What is the definition of a function being spherically symmetric?

[Taylor_1989]

Homework Statement

Hi guys, having problem trying to understand what this question wants.

the question I am stuck with is 7.3.

Homework Equations

The Attempt at a Solution

So for a) I converted to spherical co-ordinates:
$log(r^2sin^\theta cos^2\phi+r^2sin^2\theta sin^2\phi+r^2 cos^2\theta)$ which simplifies to $log(r^2)=2log(r)$
is this correct?

for b) I am not quite sure what it wants. Could someone please advise. Thanks in advance

 

[blue_leaf77]

is this correct?

You forgot the 1 inside the log argument.

b) I am not quite sure what it wants. Could someone please advise.

You can try calculating its gradient $\nabla f(r)$ and then the directional derivative in an arbitrary direction perpendicular to the radial unit vector $\hat r$.

 

[LCKurtz]

@Taylor_1989 : What is your definition of a function being spherically symmetric?

 

[Taylor_1989]

@LCKurtz Well looking at the above function, wid the 1 in. It will have to go from the center of the axis because the way i see it each side about the center will have the same volume, but if you say move it to the left one side will have a larger volume that the other.

 

[LCKurtz]

@Taylor_1989 : What is your definition of a function being spherically symmetric?

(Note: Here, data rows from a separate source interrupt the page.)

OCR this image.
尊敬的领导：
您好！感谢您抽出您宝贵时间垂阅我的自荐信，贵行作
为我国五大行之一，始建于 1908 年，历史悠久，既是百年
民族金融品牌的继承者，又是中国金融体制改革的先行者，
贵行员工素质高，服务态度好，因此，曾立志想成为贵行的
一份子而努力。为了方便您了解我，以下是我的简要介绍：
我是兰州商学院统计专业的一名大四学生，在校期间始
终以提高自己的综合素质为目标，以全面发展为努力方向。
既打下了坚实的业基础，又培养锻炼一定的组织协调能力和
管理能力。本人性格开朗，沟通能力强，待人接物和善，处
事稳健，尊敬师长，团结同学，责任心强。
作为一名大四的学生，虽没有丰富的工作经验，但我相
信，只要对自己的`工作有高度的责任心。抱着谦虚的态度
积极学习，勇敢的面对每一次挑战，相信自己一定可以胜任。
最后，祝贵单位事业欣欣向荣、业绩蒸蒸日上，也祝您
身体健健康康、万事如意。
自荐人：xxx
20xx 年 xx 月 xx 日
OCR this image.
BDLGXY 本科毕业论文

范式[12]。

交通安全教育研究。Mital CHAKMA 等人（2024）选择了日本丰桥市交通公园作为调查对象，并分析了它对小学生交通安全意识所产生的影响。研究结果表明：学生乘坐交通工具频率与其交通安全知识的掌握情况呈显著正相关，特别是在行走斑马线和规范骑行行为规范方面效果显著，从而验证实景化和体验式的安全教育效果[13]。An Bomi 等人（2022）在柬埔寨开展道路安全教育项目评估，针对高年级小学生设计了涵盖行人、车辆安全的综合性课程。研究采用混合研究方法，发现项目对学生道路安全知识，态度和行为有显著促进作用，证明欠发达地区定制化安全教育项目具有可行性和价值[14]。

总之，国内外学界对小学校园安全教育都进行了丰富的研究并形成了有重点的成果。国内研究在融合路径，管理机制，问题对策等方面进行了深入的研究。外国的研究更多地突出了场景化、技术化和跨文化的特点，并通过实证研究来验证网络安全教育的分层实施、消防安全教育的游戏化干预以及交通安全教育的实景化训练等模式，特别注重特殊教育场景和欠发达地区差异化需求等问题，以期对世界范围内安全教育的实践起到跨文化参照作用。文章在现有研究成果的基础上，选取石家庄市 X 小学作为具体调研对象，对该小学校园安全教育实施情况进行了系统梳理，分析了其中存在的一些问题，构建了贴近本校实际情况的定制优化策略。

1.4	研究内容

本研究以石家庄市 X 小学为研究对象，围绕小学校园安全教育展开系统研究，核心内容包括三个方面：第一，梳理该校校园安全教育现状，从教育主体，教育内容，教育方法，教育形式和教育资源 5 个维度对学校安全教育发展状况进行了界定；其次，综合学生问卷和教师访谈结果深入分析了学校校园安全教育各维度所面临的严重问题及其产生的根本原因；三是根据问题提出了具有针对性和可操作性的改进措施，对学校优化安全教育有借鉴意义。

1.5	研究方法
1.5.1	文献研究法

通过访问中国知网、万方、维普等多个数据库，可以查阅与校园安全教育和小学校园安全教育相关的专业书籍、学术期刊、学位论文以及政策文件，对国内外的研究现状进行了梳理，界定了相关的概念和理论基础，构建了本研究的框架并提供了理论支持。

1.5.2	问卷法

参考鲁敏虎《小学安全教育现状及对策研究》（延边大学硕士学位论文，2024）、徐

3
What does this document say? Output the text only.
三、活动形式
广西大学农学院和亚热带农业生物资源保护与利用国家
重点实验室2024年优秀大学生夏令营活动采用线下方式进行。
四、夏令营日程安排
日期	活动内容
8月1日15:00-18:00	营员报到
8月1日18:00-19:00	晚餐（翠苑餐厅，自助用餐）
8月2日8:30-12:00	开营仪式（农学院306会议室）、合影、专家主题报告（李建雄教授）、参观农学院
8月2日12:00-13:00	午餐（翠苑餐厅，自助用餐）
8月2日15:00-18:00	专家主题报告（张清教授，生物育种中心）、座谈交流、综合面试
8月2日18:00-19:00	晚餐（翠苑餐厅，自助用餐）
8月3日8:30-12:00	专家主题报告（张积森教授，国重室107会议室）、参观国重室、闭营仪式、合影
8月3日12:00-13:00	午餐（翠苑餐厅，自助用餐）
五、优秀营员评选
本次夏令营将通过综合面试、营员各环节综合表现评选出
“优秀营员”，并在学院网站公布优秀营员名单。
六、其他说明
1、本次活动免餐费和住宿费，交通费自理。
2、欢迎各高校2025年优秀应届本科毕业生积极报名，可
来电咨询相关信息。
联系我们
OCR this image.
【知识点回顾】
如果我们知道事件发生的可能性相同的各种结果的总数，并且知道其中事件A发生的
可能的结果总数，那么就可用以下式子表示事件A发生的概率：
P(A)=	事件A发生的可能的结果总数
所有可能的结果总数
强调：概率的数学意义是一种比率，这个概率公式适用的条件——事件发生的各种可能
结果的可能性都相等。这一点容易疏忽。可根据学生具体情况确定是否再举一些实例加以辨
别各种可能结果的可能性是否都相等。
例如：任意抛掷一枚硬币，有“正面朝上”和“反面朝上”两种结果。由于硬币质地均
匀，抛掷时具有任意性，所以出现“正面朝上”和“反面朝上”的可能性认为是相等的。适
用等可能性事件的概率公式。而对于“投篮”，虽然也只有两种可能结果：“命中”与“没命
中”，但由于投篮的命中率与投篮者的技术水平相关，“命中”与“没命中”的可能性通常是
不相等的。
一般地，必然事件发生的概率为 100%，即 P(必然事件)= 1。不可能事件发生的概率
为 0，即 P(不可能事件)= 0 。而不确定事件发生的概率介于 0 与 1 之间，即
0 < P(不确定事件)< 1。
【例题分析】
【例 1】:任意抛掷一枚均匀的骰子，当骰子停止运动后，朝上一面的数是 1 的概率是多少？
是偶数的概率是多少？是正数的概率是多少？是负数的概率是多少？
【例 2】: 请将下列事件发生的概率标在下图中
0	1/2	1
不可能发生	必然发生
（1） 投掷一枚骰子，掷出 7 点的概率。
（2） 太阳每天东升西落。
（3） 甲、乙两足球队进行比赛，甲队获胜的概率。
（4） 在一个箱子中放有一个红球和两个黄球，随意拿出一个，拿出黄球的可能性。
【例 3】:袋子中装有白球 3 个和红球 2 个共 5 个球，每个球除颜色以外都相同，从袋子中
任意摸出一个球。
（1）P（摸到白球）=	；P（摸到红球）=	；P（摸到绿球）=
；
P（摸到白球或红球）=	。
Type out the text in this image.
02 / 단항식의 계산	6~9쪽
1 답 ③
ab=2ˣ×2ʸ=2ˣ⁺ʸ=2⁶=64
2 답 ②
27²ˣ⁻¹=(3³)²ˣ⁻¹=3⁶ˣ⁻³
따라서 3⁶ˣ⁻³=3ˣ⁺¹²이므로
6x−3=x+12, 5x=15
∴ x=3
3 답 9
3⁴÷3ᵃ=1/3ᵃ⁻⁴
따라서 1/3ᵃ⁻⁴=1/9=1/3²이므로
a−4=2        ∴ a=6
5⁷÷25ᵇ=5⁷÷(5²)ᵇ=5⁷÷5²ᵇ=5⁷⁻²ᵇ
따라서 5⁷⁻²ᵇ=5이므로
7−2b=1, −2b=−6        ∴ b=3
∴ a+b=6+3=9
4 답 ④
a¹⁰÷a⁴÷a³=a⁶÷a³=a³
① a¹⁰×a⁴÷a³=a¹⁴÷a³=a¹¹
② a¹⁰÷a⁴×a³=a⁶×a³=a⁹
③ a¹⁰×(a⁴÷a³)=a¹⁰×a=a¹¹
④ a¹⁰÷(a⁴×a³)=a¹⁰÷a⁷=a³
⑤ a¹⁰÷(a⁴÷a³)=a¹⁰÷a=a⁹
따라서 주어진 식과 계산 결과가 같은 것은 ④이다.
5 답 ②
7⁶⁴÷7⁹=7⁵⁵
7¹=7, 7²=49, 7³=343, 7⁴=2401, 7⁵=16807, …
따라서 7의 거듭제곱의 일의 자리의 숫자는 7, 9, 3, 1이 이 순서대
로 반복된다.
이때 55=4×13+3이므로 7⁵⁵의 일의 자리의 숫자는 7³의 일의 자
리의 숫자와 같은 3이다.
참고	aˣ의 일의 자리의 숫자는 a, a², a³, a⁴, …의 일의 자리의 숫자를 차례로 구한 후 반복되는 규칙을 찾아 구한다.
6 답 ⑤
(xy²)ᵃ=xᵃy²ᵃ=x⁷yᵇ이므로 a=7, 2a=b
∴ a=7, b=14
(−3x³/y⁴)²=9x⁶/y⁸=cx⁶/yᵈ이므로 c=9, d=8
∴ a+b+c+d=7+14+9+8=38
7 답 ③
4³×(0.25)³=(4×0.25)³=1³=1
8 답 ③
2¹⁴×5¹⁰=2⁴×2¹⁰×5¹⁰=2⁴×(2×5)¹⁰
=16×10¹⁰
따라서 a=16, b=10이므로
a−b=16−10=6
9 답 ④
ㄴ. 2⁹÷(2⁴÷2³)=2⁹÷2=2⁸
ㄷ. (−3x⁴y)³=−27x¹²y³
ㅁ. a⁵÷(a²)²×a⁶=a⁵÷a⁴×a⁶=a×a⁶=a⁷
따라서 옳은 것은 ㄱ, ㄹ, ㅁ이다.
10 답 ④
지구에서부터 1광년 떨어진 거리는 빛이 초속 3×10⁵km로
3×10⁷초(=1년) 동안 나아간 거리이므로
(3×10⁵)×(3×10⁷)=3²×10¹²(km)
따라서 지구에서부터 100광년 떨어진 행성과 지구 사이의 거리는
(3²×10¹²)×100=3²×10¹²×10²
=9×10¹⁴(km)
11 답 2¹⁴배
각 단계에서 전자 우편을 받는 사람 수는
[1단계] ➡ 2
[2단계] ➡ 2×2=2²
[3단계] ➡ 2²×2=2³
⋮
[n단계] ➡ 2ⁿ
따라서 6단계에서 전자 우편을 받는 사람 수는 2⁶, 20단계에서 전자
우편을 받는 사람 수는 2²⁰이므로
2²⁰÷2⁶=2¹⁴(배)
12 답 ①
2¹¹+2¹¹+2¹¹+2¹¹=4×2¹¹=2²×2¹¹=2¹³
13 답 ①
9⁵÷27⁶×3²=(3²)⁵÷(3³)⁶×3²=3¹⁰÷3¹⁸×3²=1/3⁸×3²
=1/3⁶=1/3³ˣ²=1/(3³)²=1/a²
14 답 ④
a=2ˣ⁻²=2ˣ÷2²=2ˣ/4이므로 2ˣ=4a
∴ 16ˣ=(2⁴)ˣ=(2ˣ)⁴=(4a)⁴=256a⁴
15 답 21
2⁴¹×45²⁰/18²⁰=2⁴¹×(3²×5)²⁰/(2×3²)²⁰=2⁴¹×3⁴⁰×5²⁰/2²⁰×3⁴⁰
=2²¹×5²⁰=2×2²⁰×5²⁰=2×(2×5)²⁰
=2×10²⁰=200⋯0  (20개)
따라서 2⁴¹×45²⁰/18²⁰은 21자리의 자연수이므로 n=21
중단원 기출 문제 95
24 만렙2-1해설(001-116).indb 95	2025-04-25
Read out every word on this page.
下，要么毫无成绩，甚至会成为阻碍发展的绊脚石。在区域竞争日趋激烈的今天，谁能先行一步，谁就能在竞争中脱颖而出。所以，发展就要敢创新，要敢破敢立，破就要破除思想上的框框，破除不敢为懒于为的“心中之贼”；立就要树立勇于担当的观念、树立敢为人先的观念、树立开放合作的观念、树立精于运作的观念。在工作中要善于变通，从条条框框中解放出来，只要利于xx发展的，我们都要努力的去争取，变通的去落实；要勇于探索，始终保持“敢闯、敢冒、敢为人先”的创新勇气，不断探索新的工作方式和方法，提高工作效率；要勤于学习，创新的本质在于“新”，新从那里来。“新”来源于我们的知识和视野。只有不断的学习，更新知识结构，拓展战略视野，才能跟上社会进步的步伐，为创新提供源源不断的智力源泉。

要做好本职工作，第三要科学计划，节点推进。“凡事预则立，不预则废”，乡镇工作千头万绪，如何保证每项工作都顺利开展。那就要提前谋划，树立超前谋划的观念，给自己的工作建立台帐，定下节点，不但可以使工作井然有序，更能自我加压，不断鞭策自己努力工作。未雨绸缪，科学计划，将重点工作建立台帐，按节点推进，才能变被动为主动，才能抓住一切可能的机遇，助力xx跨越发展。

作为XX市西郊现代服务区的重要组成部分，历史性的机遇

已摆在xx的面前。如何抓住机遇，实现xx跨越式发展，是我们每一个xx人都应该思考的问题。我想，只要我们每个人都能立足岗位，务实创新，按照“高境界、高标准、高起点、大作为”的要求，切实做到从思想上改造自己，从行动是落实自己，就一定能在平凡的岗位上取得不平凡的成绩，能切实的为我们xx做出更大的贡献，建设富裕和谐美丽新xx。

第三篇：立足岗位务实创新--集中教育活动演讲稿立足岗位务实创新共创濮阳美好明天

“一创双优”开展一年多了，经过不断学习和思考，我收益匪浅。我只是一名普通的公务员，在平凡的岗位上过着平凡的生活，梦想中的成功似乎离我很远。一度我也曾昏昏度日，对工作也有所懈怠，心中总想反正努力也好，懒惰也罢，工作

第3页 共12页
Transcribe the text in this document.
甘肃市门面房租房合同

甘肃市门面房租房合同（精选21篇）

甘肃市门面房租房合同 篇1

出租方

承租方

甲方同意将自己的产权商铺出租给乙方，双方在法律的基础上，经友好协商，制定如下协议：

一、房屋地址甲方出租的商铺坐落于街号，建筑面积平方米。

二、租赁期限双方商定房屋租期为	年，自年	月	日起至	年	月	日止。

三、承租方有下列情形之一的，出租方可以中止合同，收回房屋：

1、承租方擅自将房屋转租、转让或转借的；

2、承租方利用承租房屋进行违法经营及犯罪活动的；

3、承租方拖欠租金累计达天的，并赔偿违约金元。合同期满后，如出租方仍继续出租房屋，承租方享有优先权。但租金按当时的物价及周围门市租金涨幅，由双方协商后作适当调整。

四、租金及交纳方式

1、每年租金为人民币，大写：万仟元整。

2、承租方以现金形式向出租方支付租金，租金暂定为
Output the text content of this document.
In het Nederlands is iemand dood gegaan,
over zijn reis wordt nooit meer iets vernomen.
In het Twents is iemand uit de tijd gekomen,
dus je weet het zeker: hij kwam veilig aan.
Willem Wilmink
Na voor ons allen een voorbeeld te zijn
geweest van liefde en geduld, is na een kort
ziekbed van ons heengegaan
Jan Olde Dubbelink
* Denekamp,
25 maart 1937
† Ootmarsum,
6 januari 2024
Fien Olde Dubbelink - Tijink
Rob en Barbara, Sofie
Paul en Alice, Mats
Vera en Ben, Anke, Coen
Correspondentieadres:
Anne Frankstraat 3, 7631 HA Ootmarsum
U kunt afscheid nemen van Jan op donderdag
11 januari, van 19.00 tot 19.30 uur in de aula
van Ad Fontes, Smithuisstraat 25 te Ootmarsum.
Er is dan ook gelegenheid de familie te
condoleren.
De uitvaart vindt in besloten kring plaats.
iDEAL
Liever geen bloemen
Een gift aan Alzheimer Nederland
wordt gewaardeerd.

@LCKurtz Well looking at the above function, wid the 1 in. It will have to go from the center of the axis because the way i see it each side about the center will have the same volume, but if you say move it to the left one side will have a larger volume that the other.

You were asked to show a certain function is spherically symmetric. How can you expect to do that if you don't know what being spherically symmetric is? That should have been included in the homework template under "relevant equations", which you left blank. Look in your text, find the definition, and quote it here. Then we might be able to help you.